The Mockingbird

Inspector, the floor is yours.

What it is

The first in a planned series of detective games, The Mockingbird is a parser-based text adventure game inspired by closed-room murder mysteries à la Agatha Christie or Sir Arthur Conan Doyle.

You play as a junior inspector of Her Immortal Majesty’s Cosmopolitan Police, called to the mansion of the reclusive artist Bregan Ennis to solve his murder. The game features multiple endings, reacting to the evidence you have been able to collect and the inferences you’ve been able to make from them. 

I’m planning on making at least three more of these – The Canary, The Peregrine, and The Albatross, but have been sadly delayed by other projects.

What I did

I was the sole designer, writer, and programmer. I built the game in Adventuron, an online tool for creating text-parser-based games. This was the first time I had used Adventuron and, while I haven’t gone back and used it again since, I have quite a bit of affection for it and the style of writing that parser games afford. Game design and planning (especially the flow of information, which is essential to the game) was done via a relationship matrix in Google Sheets. This game was produced as part of a class assignment for a course on Interactive Fiction at Concordia University and produced in the span of about a month.

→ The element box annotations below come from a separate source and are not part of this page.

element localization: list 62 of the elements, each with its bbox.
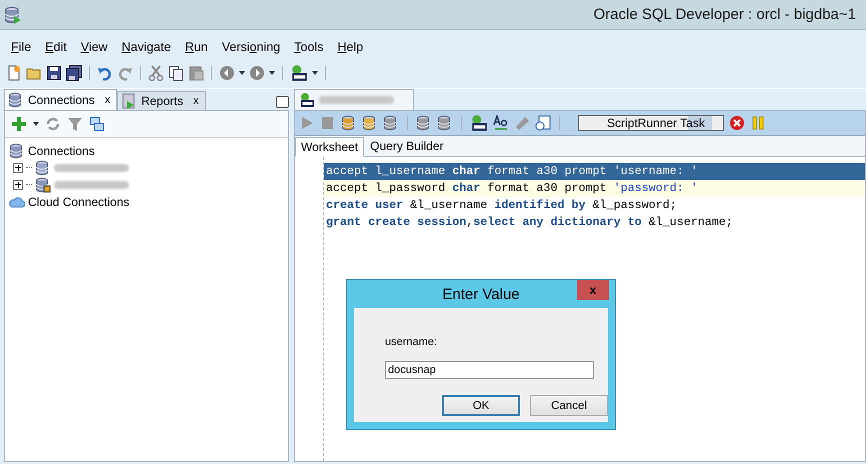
menu-item[interactable]: Versioning [214,40,288,54]
expand-toggle[interactable] [13,162,23,172]
copy-icon[interactable] [168,65,184,81]
menu-item[interactable]: Edit [38,40,74,54]
task-indicator: ScriptRunner Task [578,115,724,131]
app-icon[interactable] [4,6,22,24]
menu-item[interactable]: Run [178,40,215,54]
autotrace-icon[interactable] [341,115,357,131]
refresh-icon[interactable] [45,116,61,132]
sql-worksheet-icon[interactable] [290,64,308,82]
paste-icon[interactable] [188,65,204,81]
explain-plan-icon[interactable] [362,115,378,131]
worksheet-tab[interactable]: Query Builder [364,136,450,156]
dialog-button[interactable]: OK [442,395,520,416]
sql-icon[interactable] [299,92,315,108]
connections-icon[interactable] [9,142,25,158]
dialog-title: Enter Value [442,286,520,302]
filter-icon[interactable] [67,116,83,132]
menu-item[interactable]: View [74,40,115,54]
caret-icon[interactable] [239,71,245,75]
menu-item[interactable]: File [4,40,38,54]
close-icon[interactable]: x [193,95,199,107]
tree-item[interactable]: Cloud Connections [28,194,130,208]
minimize-button[interactable] [276,96,289,108]
schema-browser-icon[interactable] [89,116,105,132]
close-button[interactable]: x [577,280,609,300]
history-icon[interactable] [535,115,551,131]
tree-item[interactable]: Connections [28,144,95,158]
editor-tab[interactable] [294,89,414,110]
cancel-icon[interactable] [729,115,745,131]
worksheet-tab[interactable]: Worksheet [295,137,364,157]
panel-tab[interactable]: Connections x [4,89,118,110]
menu-item[interactable]: Help [330,40,370,54]
add-icon[interactable] [11,116,27,132]
database-icon[interactable] [35,176,51,192]
expand-toggle[interactable] [13,180,23,190]
database-icon[interactable] [35,160,51,176]
menu-item[interactable]: Tools [287,40,330,54]
save-icon[interactable] [46,65,62,81]
code-line: create user &l_username identified by &l_password; [325,197,678,214]
connections-icon[interactable] [8,92,24,108]
new-file-icon[interactable] [6,65,22,81]
panel-tab[interactable]: Reports x [117,91,206,110]
code-line: grant create session,select any dictionary to &l_username; [325,214,734,231]
caret-icon[interactable] [312,71,318,75]
window-title: Oracle SQL Developer : orcl - bigdba~1 [594,6,856,23]
cut-icon[interactable] [148,65,164,81]
caret-icon[interactable] [33,122,39,126]
dialog-button[interactable]: Cancel [530,395,608,416]
format-icon[interactable] [493,115,509,131]
sql-icon[interactable] [470,114,488,132]
commit-icon[interactable] [416,115,432,131]
save-all-icon[interactable] [66,65,82,81]
field-label: username: [385,336,438,348]
input-field[interactable]: docusnap [385,361,594,379]
reports-icon[interactable] [121,93,138,109]
caret-icon[interactable] [269,71,275,75]
undo-icon[interactable] [97,65,113,81]
tuning-icon[interactable] [383,115,399,131]
close-icon[interactable]: x [104,94,110,106]
rollback-icon[interactable] [437,115,453,131]
menu-item[interactable]: Navigate [114,40,178,54]
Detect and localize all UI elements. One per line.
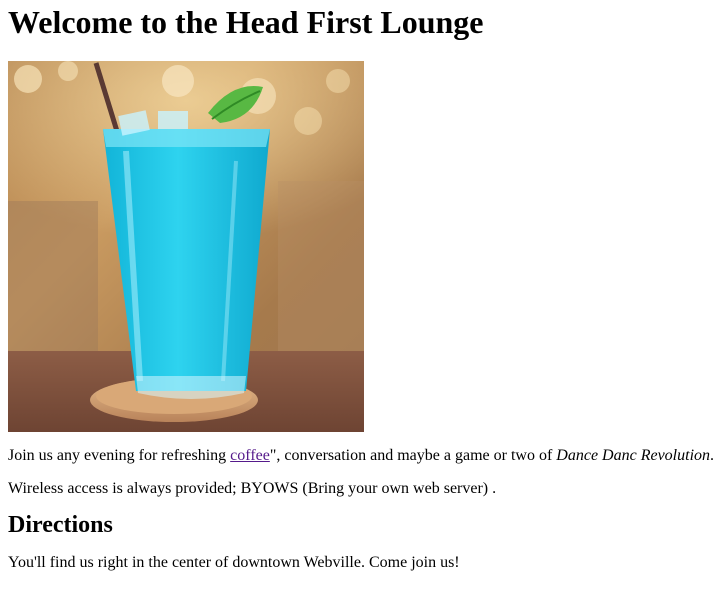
page-content: Welcome to the Head First Lounge Join us… <box>0 0 723 572</box>
intro-text-middle: ", conversation and maybe a game or two … <box>269 447 557 464</box>
directions-paragraph: You'll find us right in the center of do… <box>8 554 460 571</box>
coffee-link[interactable]: coffee <box>230 447 270 464</box>
intro-text-end: . <box>710 447 715 464</box>
directions-heading: Directions <box>8 512 113 538</box>
game-title: Dance Danc Revolution <box>556 447 711 464</box>
wireless-paragraph: Wireless access is always provided; BYOW… <box>8 480 497 497</box>
page-title: Welcome to the Head First Lounge <box>8 4 484 40</box>
intro-paragraph: Join us any evening for refreshing coffe… <box>8 446 715 465</box>
intro-text-start: Join us any evening for refreshing <box>8 447 231 464</box>
drink-photo <box>8 61 364 432</box>
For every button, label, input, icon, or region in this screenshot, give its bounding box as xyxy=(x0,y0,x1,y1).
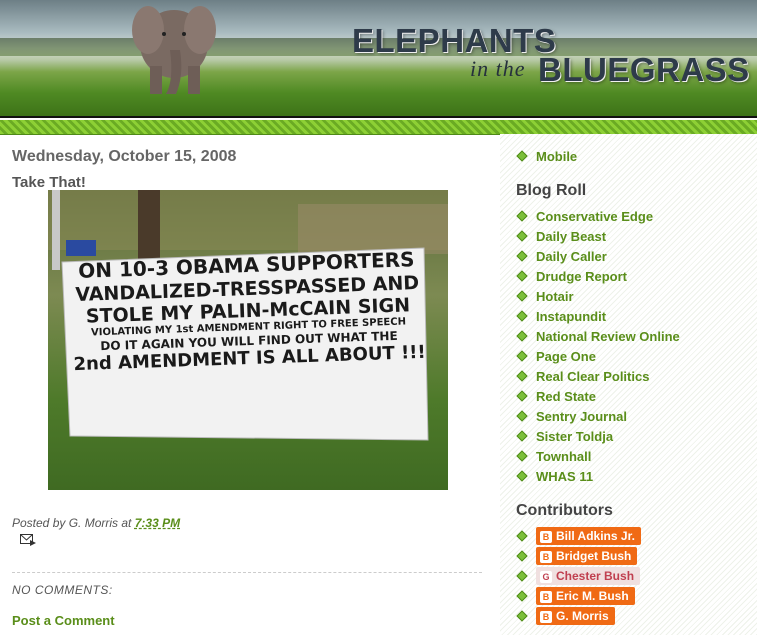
blogroll-item[interactable]: Drudge Report xyxy=(516,269,627,287)
sidebar-item-label: Mobile xyxy=(536,149,578,164)
contributor-item[interactable]: B G. Morris xyxy=(516,607,615,627)
bullet-icon xyxy=(516,210,528,222)
bullet-icon xyxy=(516,150,528,162)
blogroll-link: National Review Online xyxy=(536,329,680,344)
blogroll-link: WHAS 11 xyxy=(536,469,594,484)
contributor-chip[interactable]: B Eric M. Bush xyxy=(536,587,635,605)
contributor-name: Eric M. Bush xyxy=(556,589,629,603)
blogroll-link: Sister Toldja xyxy=(536,429,614,444)
sidebar-item-mobile[interactable]: Mobile xyxy=(516,149,577,167)
blogroll-item[interactable]: Instapundit xyxy=(516,309,606,327)
bullet-icon xyxy=(516,450,528,462)
post-date: Wednesday, October 15, 2008 xyxy=(12,148,237,165)
bullet-icon xyxy=(516,290,528,302)
site-title-line3: BLUEGRASS xyxy=(538,51,750,88)
contributor-chip[interactable]: B G. Morris xyxy=(536,607,615,625)
bullet-icon xyxy=(516,390,528,402)
blogroll-link: Daily Caller xyxy=(536,249,607,264)
blogroll-item[interactable]: Red State xyxy=(516,389,596,407)
blogger-icon: B xyxy=(540,531,552,543)
bullet-icon xyxy=(516,569,528,582)
blogroll-item[interactable]: Sister Toldja xyxy=(516,429,613,447)
comments-divider xyxy=(12,572,482,573)
blogroll-item[interactable]: Conservative Edge xyxy=(516,209,653,227)
post-title[interactable]: Take That! xyxy=(12,174,86,191)
comments-label: NO COMMENTS: xyxy=(12,583,113,597)
blogroll-item[interactable]: Hotair xyxy=(516,289,574,307)
contributor-item[interactable]: B Eric M. Bush xyxy=(516,587,635,607)
blogroll-item[interactable]: Real Clear Politics xyxy=(516,369,649,387)
bullet-icon xyxy=(516,350,528,362)
blogroll-link: Conservative Edge xyxy=(536,209,654,224)
contributor-item[interactable]: B Bridget Bush xyxy=(516,547,638,567)
blogroll-link: Townhall xyxy=(536,449,592,464)
blogroll-item[interactable]: Sentry Journal xyxy=(516,409,627,427)
site-title-line1: ELEPHANTS xyxy=(352,22,557,59)
sidebar: Mobile Blog Roll Conservative Edge Daily… xyxy=(500,134,757,635)
blogroll-link: Sentry Journal xyxy=(536,409,628,424)
bullet-icon xyxy=(516,250,528,262)
contributor-item[interactable]: B Bill Adkins Jr. xyxy=(516,527,641,547)
bullet-icon xyxy=(516,529,528,542)
bullet-icon xyxy=(516,370,528,382)
blogger-icon: B xyxy=(540,551,552,563)
bullet-icon xyxy=(516,609,528,622)
bullet-icon xyxy=(516,310,528,322)
blogroll-link: Drudge Report xyxy=(536,269,627,284)
zigzag-divider xyxy=(0,120,757,135)
blogroll-link: Red State xyxy=(536,389,596,404)
post-comment-link[interactable]: Post a Comment xyxy=(12,613,115,628)
blogroll-item[interactable]: Page One xyxy=(516,349,596,367)
site-title[interactable]: ELEPHANTS in the BLUEGRASS xyxy=(352,22,749,88)
contributors-heading: Contributors xyxy=(516,502,613,519)
blogroll-item[interactable]: Townhall xyxy=(516,449,591,467)
post-time-link[interactable]: 7:33 PM xyxy=(135,516,180,530)
header-banner[interactable]: ELEPHANTS in the BLUEGRASS xyxy=(0,0,757,118)
blogroll-item[interactable]: Daily Caller xyxy=(516,249,607,267)
google-icon: G xyxy=(540,571,552,583)
bullet-icon xyxy=(516,230,528,242)
contributor-name: G. Morris xyxy=(556,609,609,623)
blogroll-link: Real Clear Politics xyxy=(536,369,650,384)
blogroll-item[interactable]: National Review Online xyxy=(516,329,680,347)
posted-by: Posted by G. Morris at xyxy=(12,516,132,530)
blogroll-heading: Blog Roll xyxy=(516,182,587,199)
contributor-name: Bill Adkins Jr. xyxy=(556,529,635,543)
blogroll-item[interactable]: WHAS 11 xyxy=(516,469,593,487)
bullet-icon xyxy=(516,270,528,282)
email-post-icon[interactable] xyxy=(20,534,36,546)
blogroll-item[interactable]: Daily Beast xyxy=(516,229,606,247)
bullet-icon xyxy=(516,589,528,602)
bullet-icon xyxy=(516,410,528,422)
bullet-icon xyxy=(516,470,528,482)
contributor-chip[interactable]: B Bill Adkins Jr. xyxy=(536,527,641,545)
site-title-line2: in the xyxy=(470,56,526,81)
blogroll-link: Instapundit xyxy=(536,309,607,324)
blogger-icon: B xyxy=(540,611,552,623)
post-photo[interactable]: ON 10-3 OBAMA SUPPORTERS VANDALIZED-TRES… xyxy=(48,190,448,490)
post-footer: Posted by G. Morris at 7:33 PM xyxy=(12,516,180,530)
contributor-name: Bridget Bush xyxy=(556,549,632,563)
contributor-chip[interactable]: B Bridget Bush xyxy=(536,547,638,565)
blogger-icon: B xyxy=(540,591,552,603)
bullet-icon xyxy=(516,430,528,442)
bullet-icon xyxy=(516,330,528,342)
bullet-icon xyxy=(516,549,528,562)
blogroll-link: Page One xyxy=(536,349,596,364)
blogroll-link: Hotair xyxy=(536,289,574,304)
sign-text: ON 10-3 OBAMA SUPPORTERS VANDALIZED-TRES… xyxy=(66,247,430,376)
contributor-chip[interactable]: G Chester Bush xyxy=(536,567,641,585)
contributor-name: Chester Bush xyxy=(556,569,635,583)
elephant-image xyxy=(132,6,216,94)
blogroll-link: Daily Beast xyxy=(536,229,607,244)
contributor-item[interactable]: G Chester Bush xyxy=(516,567,641,587)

Mechanically, The Mockingbird is Sherlock Holmes’s adage that “When you’ve eliminated the impossible, whatever remains, however improbable, must be the truth.” Partially out of the hellish difficulty of writing effective deductive gameplay, I opted to instead make the Inspector the World’s Biggest Logical Positivist, figuring out who committed the game’s central murder through elimination rather than deduction, per se. This reduced the otherwise knotty leaps of logic a player might have to make to a set of manageable, adventure-game-y checkpoints for the player to clear in order to solve the case.